Eine unerwartete Gehaltserhöhung, ein hohes Preisgeld, eine neue luxuriöse Wohnung – ein erhöhter Wohlstand setzt kurzfristig Glückshormone frei und beschert eventuell einige beschwingte Stunden oder Tage. Doch schon nach kurzer Zeit tendiert das menschliche Gehirn dazu, sich an die neue Situation zu gewöhnen. Was vor Tagen noch unerreichbar schien, ist zum Alltag geworden und kaum noch Grund für Freude oder Dankbarkeit. Dieses Phänomen beschreibt die philosophische Theorie der hedonistischen Tretmühle.
Hedonistische Tretmühle: Was ist Hedonismus?
Der Hedonismus ist eine Lebensanschauung, die Philosoph:innen im antiken Griechenland begründeten. Sie betrachtet Genuss und Lust als primäres Ziel des menschlichen Daseins. Nach hedonistischen Grundsätzen sollten Menschen ihr tägliches Handeln darauf ausrichten, jeglichen Schmerz zu vermeiden und Vergnügen und Freude zu erhöhen.
Das bedeutet jedoch nicht, dass der Hedonismus Arbeitsverweigerung und Müßiggang vorschreibt. Stattdessen orientiert er sich an der Vorstellung, dass Menschen nur dieses eine irdische Leben zur Verfügung haben und daraus die glücklichste Zeit machen sollten, die ihnen möglich ist. Das beinhaltet auch eine möglichst vollkommen gestaltete Lebenszeit, die Glück und Vernunft gleichermaßen impliziert.

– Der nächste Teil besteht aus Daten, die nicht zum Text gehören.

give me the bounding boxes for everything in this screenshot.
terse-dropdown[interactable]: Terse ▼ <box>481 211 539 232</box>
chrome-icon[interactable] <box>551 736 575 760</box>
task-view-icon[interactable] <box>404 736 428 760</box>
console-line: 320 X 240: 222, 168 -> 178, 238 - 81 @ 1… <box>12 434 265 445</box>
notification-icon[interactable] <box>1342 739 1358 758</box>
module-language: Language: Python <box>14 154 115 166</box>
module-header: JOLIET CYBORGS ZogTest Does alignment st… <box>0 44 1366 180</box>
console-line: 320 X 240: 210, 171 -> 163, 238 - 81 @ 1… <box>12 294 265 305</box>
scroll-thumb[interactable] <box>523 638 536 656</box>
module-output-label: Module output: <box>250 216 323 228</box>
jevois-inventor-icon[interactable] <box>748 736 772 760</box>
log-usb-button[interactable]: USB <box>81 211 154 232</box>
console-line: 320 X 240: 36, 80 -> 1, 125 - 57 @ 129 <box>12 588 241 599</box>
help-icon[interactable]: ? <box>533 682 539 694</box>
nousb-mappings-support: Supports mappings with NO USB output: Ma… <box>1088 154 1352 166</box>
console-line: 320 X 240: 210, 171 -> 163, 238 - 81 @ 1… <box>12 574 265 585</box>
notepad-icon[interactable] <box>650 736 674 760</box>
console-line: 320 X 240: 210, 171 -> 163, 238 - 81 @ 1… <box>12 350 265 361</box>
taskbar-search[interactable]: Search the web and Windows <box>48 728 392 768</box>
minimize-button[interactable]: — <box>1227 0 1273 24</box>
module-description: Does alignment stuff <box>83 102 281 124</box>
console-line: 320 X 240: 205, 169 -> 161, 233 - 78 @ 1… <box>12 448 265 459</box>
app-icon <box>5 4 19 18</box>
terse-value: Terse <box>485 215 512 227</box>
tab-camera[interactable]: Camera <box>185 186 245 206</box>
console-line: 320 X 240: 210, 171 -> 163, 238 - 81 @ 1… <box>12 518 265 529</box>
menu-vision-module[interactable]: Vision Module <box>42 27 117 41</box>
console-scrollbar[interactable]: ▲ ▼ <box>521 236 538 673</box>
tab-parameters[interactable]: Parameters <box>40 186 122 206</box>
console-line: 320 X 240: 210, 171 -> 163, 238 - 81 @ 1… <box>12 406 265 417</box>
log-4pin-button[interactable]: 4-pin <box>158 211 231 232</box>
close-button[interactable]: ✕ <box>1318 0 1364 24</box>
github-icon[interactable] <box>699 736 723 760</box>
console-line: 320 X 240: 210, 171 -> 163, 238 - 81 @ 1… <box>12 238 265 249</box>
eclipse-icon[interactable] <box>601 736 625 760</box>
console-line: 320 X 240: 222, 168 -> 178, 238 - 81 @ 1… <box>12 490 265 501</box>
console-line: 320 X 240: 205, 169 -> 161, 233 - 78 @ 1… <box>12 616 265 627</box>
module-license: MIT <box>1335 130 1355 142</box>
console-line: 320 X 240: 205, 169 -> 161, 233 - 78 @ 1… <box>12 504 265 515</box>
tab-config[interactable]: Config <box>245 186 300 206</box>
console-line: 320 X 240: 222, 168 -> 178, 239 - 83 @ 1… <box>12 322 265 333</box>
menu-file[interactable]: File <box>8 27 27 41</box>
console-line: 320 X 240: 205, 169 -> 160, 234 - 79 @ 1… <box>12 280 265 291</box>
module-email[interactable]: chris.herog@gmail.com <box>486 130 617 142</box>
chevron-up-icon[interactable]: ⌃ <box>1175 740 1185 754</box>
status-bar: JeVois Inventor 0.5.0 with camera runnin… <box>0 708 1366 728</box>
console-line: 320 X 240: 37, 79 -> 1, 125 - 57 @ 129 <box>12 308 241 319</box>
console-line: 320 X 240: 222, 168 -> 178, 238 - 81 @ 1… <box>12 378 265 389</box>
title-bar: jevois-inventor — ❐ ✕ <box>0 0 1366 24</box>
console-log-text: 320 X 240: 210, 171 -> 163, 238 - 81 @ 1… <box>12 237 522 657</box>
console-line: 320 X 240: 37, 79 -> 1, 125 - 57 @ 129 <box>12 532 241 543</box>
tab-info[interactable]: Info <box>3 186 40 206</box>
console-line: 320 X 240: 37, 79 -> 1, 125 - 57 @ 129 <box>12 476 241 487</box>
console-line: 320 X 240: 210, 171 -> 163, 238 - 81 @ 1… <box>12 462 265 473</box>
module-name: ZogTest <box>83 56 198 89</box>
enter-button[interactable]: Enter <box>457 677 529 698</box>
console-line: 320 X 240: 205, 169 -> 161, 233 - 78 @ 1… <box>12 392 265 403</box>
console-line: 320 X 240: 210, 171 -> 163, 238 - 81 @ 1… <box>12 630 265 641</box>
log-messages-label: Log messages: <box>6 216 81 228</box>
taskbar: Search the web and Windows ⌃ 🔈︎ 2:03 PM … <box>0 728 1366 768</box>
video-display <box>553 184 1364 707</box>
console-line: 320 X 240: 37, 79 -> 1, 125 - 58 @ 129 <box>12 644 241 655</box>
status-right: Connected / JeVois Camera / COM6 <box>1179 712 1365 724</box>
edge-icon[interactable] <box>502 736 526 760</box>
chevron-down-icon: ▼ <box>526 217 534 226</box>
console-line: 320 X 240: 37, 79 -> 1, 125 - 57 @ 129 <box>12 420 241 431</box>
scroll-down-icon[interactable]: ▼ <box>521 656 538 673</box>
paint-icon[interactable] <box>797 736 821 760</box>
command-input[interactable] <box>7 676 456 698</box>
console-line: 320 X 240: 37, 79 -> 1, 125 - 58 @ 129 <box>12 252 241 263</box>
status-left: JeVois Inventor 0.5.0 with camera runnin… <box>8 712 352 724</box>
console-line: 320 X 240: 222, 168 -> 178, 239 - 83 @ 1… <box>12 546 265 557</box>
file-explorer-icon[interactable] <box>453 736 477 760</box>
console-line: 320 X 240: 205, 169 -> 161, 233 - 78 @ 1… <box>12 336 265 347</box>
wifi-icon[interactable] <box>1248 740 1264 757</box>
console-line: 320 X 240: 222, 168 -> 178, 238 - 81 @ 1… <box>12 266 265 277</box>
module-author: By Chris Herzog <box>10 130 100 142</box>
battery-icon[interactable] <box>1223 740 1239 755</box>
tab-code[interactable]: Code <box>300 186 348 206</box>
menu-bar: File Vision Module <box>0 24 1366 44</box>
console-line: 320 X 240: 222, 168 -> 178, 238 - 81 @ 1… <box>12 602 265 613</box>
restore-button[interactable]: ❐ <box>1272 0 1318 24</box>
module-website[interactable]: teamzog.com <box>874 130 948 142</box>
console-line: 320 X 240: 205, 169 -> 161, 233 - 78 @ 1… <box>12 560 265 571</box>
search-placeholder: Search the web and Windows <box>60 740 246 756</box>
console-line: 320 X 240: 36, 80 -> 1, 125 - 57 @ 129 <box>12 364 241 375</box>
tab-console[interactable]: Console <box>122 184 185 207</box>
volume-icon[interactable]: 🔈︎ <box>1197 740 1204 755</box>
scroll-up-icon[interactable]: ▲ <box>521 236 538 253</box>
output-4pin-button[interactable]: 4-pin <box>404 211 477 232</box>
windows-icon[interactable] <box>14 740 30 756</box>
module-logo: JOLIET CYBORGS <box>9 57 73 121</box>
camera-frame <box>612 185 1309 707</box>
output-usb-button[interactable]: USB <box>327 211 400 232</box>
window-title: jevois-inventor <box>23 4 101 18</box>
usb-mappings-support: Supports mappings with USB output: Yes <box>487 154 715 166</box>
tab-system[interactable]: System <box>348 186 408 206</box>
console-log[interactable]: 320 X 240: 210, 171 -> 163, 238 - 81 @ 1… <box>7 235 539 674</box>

In der Umgangssprache wird Hedonismus jedoch häufig mit Dekadenz gleichgesetzt. Auch aus der Philosophie selbst kommt Kritik, weil Hedonismus den Fokus auf das Eigeninteresse richte. Gerade in unserer heutigen kapitalistischen Gesellschaft scheint er dadurch die Konsumkultur voranzutreiben und zu legitimieren: Wenn uns ein teures Produkt kurzfristig Freude beschert, sollten wir zuschlagen. An diese mögliche Interpretation knüpft die hedonistische Tretmühle an.
Die Idee der hedonistischen Tretmühle
Die Basis für die Theorie der hedonistischen Tretmühle legten die Psychologen Brickman und Campbell. Im Jahr 1971 beschrieben sie den hedonistischen Relativismus. Nach dieser Idee reagieren Menschen kurz (und eventuell intensiv) auf besonders positive oder negative Lebenserfahrungen. Bereits nach kurzer Zeit kehren Menschen jedoch zu dem Grundlevel an Wohlbefinden zurück. Sowohl stark empfundenes Glück als auch stark empfundene Traurigkeit sind deshalb nur von kurzer Dauer und lediglich Übergangsphasen.
Für einen empirischen Nachweis untersuchten Brickman und zwei Kolleg:innen das Glücksempfinden von Lottogewinner:innen und Menschen, die nach einem Unfall querschnittsgelähmt waren. Das Ergebnis: Einige Zeit nach dem Lottogewinn waren die Betroffenen im Durchschnitt nicht glücklicher als Menschen, die nicht im Lotto gewonnen hatten. Noch erstaunlicher erscheint die Tatsache, dass sie auch nicht substanziell glücklicher waren als die querschnittsgelähmten Personen.
Der britische Psychologe Eyseneck entwickelte diesen Ansatz zur hedonistischen Tretmühle weiter. Mit seiner Metapher der Tretmühle beschreibt er, dass Menschen durch das ständige Streben nach mehr Glück und Genuss nie vorankommen werden: Da wir uns immer wieder schnell an die neue positive Lebenssituation gewöhnen, treten wir immer weiter auf der Stelle. Die Theorie erklärt deshalb in erster Linie, warum erhöhter Wohlstand kein direkter Garant für mehr Glück und Wohlbefinden ist.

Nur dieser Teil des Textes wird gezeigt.